Based on our data, we believe that most patients with negative HCV RNA in serum will be found to be HCV RNA negative in liver, particularly when ALT concentrations are normal. Furthermore, very sensitive assays may detect small quantities of HCV RNA (which may be extrahepatic in origin) in serum but not in liver.4



Editor,—We thank Drs Bonacini and Redeker for their interesting comments and data. Their study, which used a multi-cycle RT PCR assay with a detection sensitivity of 100 copies HCV RNA/ml serum, showed that only one patient out of 10 with detectable anti-HCV antibody was positive in liver tissue, when concurrently negative in serum.

Using a limiting dilution assay (which has already been proved to have significant reproducibility when multiple samples are tested in duplicate, and a significant correlation with three commercial assays1-1) with a detection sensitivity of 80 HCV copies/ml of serum (in a 5 ml sample of serum), we showed that 10 out of 12 patients who were RT PCR negative in serum, were RT PCR positive in liver. Significantly, all 12 patients had ongoing inflammation, diagnosed by diagnostic laparoscopy and from liver biopsy samples.

We would be interested to know the histological findings taken from the liver biopsy samples in Dr Bonacini’s study; ongoing hepatic inflammation indicates the continued presence of the virus in very small quantities.
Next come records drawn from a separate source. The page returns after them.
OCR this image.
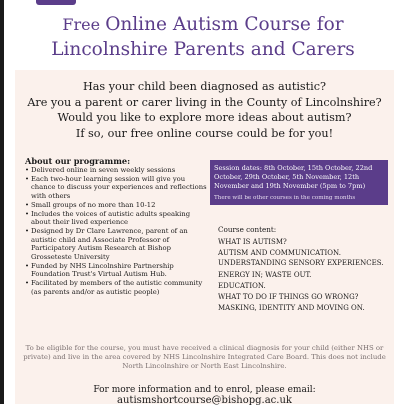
Free Online Autism Course for
Lincolnshire Parents and Carers
Has your child been diagnosed as autistic?
Are you a parent or carer living in the County of Lincolnshire?
Would you like to explore more ideas about autism?
If so, our free online course could be for you!
About our programme:
• Delivered online in seven weekly sessions
• Each two-hour learning session will give you chance to discuss your experiences and reflections with others
• Small groups of no more than 10-12
• Includes the voices of autistic adults speaking about their lived experience
• Designed by Dr Clare Lawrence, parent of an autistic child and Associate Professor of Participatory Autism Research at Bishop Grosseteste University
• Funded by NHS Lincolnshire Partnership Foundation Trust's Virtual Autism Hub.
• Facilitated by members of the autistic community (as parents and/or as autistic people)
Session dates: 8th October, 15th October, 22nd October, 29th October, 5th November, 12th November and 19th November (5pm to 7pm)
There will be other courses in the coming months
Course content:
WHAT IS AUTISM?
AUTISM AND COMMUNICATION.
UNDERSTANDING SENSORY EXPERIENCES.
ENERGY IN; WASTE OUT.
EDUCATION.
WHAT TO DO IF THINGS GO WRONG?
MASKING, IDENTITY AND MOVING ON.
To be eligible for the course, you must have received a clinical diagnosis for your child (either NHS or private) and live in the area covered by NHS Lincolnshire Integrated Care Board. This does not include North Lincolnshire or North East Lincolnshire.
For more information and to enrol, please email:
autismshortcourse@bishopg.ac.uk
We maintain our hypothesis that such patients are viraemic below the detection sensitivity level of the above assays (which is similar, although the assays have not been compared), and that it is impossible to be certain that the infection has been cleared completely even at a detection sensitivity of 100 copies HCV/ml.

However, the prognostic importance of these data is that serum RT PCR negative patients, with chronic HCV infection, need to be followed up for an indefinite period because there is no indication that they are immune from progressive liver disease in the future.